Après avoir synthétisé l’état des connaissances sur les désordres informationnels à l’ère numérique et mis en lumière les facteurs qui amoindrissaient la vigilance cognitive, configuration et mode d’utilisation des réseaux sociaux, ou recherche effrénée du profit et compétition stratégique dans le cadre de durcissement géopolitique mondial, la commission Bronner, dans son dernier chapitre recommande…. de développer l’esprit critique et « l’éducation aux médias et à l’information » (EMI).
L’esprit critique, grande cause nationale ?

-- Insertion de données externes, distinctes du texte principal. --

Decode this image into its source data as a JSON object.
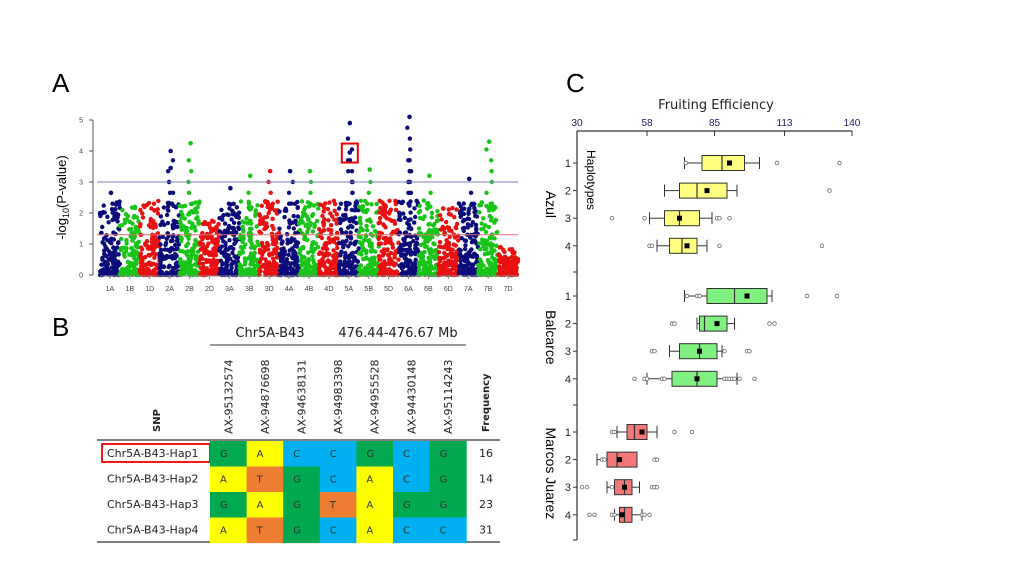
{
  "panels": {
    "a": "A",
    "b": "B",
    "c": "C"
  },
  "chart_data": [
    {
      "type": "scatter",
      "subtype": "manhattan",
      "title": "",
      "ylabel": "-log10(P-value)",
      "ylabel_main": "-log",
      "ylabel_sub": "10",
      "ylabel_rest": "(P-value)",
      "xlabel": "",
      "ylim": [
        0,
        5
      ],
      "yticks": [
        "0",
        "1",
        "2",
        "3",
        "4",
        "5"
      ],
      "categories": [
        "1A",
        "1B",
        "1D",
        "2A",
        "2B",
        "2D",
        "3A",
        "3B",
        "3D",
        "4A",
        "4B",
        "4D",
        "5A",
        "5B",
        "5D",
        "6A",
        "6B",
        "6D",
        "7A",
        "7B",
        "7D"
      ],
      "thresholds": [
        {
          "value": 3.0,
          "color": "#7f7fbf"
        },
        {
          "value": 1.3,
          "color": "#d87070"
        }
      ],
      "colors": {
        "A": "#0b0b7a",
        "B": "#19c419",
        "D": "#e81010"
      },
      "peak_max": [
        2.65,
        2.35,
        2.75,
        3.95,
        4.25,
        1.8,
        2.8,
        3.2,
        3.3,
        3.35,
        3.35,
        2.5,
        4.9,
        3.4,
        2.5,
        5.1,
        3.2,
        2.2,
        3.1,
        4.3,
        0.9
      ],
      "highlighted_point": {
        "chromosome": "5A",
        "value": 3.95
      },
      "top_points": [
        {
          "chromosome": "1A",
          "value": 2.65
        },
        {
          "chromosome": "2A",
          "value": 3.45
        },
        {
          "chromosome": "2A",
          "value": 4.0
        },
        {
          "chromosome": "2B",
          "value": 4.25
        },
        {
          "chromosome": "3A",
          "value": 2.8
        },
        {
          "chromosome": "3B",
          "value": 3.2
        },
        {
          "chromosome": "3D",
          "value": 3.35
        },
        {
          "chromosome": "4A",
          "value": 3.35
        },
        {
          "chromosome": "4B",
          "value": 3.35
        },
        {
          "chromosome": "5A",
          "value": 4.9
        },
        {
          "chromosome": "5A",
          "value": 3.95
        },
        {
          "chromosome": "5B",
          "value": 3.4
        },
        {
          "chromosome": "6A",
          "value": 5.1
        },
        {
          "chromosome": "6A",
          "value": 3.7
        },
        {
          "chromosome": "6B",
          "value": 3.2
        },
        {
          "chromosome": "7A",
          "value": 3.1
        },
        {
          "chromosome": "7B",
          "value": 4.3
        }
      ]
    },
    {
      "type": "table",
      "region_label": "Chr5A-B43",
      "region_range": "476.44-476.67 Mb",
      "row_header": "SNP",
      "freq_header": "Frequency",
      "columns": [
        "AX-95132574",
        "AX-94876698",
        "AX-94638131",
        "AX-94983398",
        "AX-94955528",
        "AX-94430148",
        "AX-95114243"
      ],
      "allele_colors": {
        "G": "#00a850",
        "A": "#ffff00",
        "C": "#00b0f0",
        "T": "#ed7d31"
      },
      "rows": [
        {
          "name": "Chr5A-B43-Hap1",
          "alleles": [
            "G",
            "A",
            "C",
            "C",
            "G",
            "C",
            "G"
          ],
          "frequency": "16",
          "highlighted": true
        },
        {
          "name": "Chr5A-B43-Hap2",
          "alleles": [
            "A",
            "T",
            "G",
            "C",
            "A",
            "C",
            "G"
          ],
          "frequency": "14",
          "highlighted": false
        },
        {
          "name": "Chr5A-B43-Hap3",
          "alleles": [
            "G",
            "A",
            "G",
            "T",
            "A",
            "G",
            "G"
          ],
          "frequency": "23",
          "highlighted": false
        },
        {
          "name": "Chr5A-B43-Hap4",
          "alleles": [
            "A",
            "T",
            "G",
            "C",
            "A",
            "C",
            "C"
          ],
          "frequency": "31",
          "highlighted": false
        }
      ]
    },
    {
      "type": "boxplot",
      "title": "Fruiting Efficiency",
      "xlabel": "Fruiting Efficiency",
      "ylabel": "Haplotypes",
      "xlim": [
        30,
        140
      ],
      "xticks": [
        "30",
        "58",
        "85",
        "113",
        "140"
      ],
      "groups": [
        {
          "name": "Azul",
          "color": "#ffff80",
          "haplotypes": [
            {
              "label": "1",
              "whisker_low": 73,
              "q1": 80,
              "median": 88,
              "q3": 97,
              "whisker_high": 103,
              "mean": 91,
              "outliers": [
                73.5,
                110,
                135
              ]
            },
            {
              "label": "2",
              "whisker_low": 65,
              "q1": 71,
              "median": 78,
              "q3": 90,
              "whisker_high": 94,
              "mean": 82,
              "outliers": [
                131
              ]
            },
            {
              "label": "3",
              "whisker_low": 59,
              "q1": 65,
              "median": 71,
              "q3": 79,
              "whisker_high": 84,
              "mean": 71,
              "outliers": [
                44,
                57,
                86,
                87,
                91
              ]
            },
            {
              "label": "4",
              "whisker_low": 62,
              "q1": 67,
              "median": 72,
              "q3": 78,
              "whisker_high": 82,
              "mean": 74,
              "outliers": [
                59,
                60,
                87,
                128
              ]
            }
          ]
        },
        {
          "name": "Balcarce",
          "color": "#80f080",
          "haplotypes": [
            {
              "label": "1",
              "whisker_low": 73,
              "q1": 82,
              "median": 93,
              "q3": 106,
              "whisker_high": 108,
              "mean": 98,
              "outliers": [
                74,
                78,
                79,
                122,
                134
              ]
            },
            {
              "label": "2",
              "whisker_low": 78,
              "q1": 79,
              "median": 81,
              "q3": 90,
              "whisker_high": 93,
              "mean": 86,
              "outliers": [
                68,
                69,
                107,
                109
              ]
            },
            {
              "label": "3",
              "whisker_low": 67,
              "q1": 71,
              "median": 79,
              "q3": 86,
              "whisker_high": 88,
              "mean": 79,
              "outliers": [
                60,
                61,
                89,
                98,
                99
              ]
            },
            {
              "label": "4",
              "whisker_low": 58,
              "q1": 68,
              "median": 78,
              "q3": 86,
              "whisker_high": 94,
              "mean": 78,
              "outliers": [
                53,
                57,
                58,
                64,
                65,
                89,
                90,
                91,
                92,
                93,
                95,
                101
              ]
            }
          ]
        },
        {
          "name": "Marcos Juarez",
          "color": "#f07878",
          "haplotypes": [
            {
              "label": "1",
              "whisker_low": 46,
              "q1": 50,
              "median": 53,
              "q3": 58,
              "whisker_high": 62,
              "mean": 56,
              "outliers": [
                44,
                45,
                69,
                76
              ]
            },
            {
              "label": "2",
              "whisker_low": 38,
              "q1": 42,
              "median": 46,
              "q3": 54,
              "whisker_high": 54,
              "mean": 47,
              "outliers": [
                40,
                41,
                61,
                62
              ]
            },
            {
              "label": "3",
              "whisker_low": 42,
              "q1": 45,
              "median": 49,
              "q3": 52,
              "whisker_high": 55,
              "mean": 49,
              "outliers": [
                32,
                34,
                44,
                60,
                61,
                62
              ]
            },
            {
              "label": "4",
              "whisker_low": 45,
              "q1": 47,
              "median": 49,
              "q3": 52,
              "whisker_high": 56,
              "mean": 48,
              "outliers": [
                35,
                37,
                44,
                45,
                56,
                57,
                59
              ]
            }
          ]
        }
      ]
    }
  ]
}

Tout en s’effrayant des constats effectués par cette Commission, on ne peut que se féliciter de l’idée (propositions 25, 26 et 27) de faire du développement de l’esprit critique une grande cause nationale : vouloir systématiser la formation à l’esprit critique et sensibiliser les autorités scolaires aux enjeux de cette éducation aux médias et à l’information paraît aller dans la bonne direction. De surcroit, cette recommandation est courageuse dans la mesure où elle met en lumière, a contrario, le déni dans lequel le système éducatif s’est enfoncé depuis longtemps en refusant, soit par idéologie, soit par aveuglement, de mesurer les conséquences de l’abandon de l’apprentissage de l’esprit critique à l’école !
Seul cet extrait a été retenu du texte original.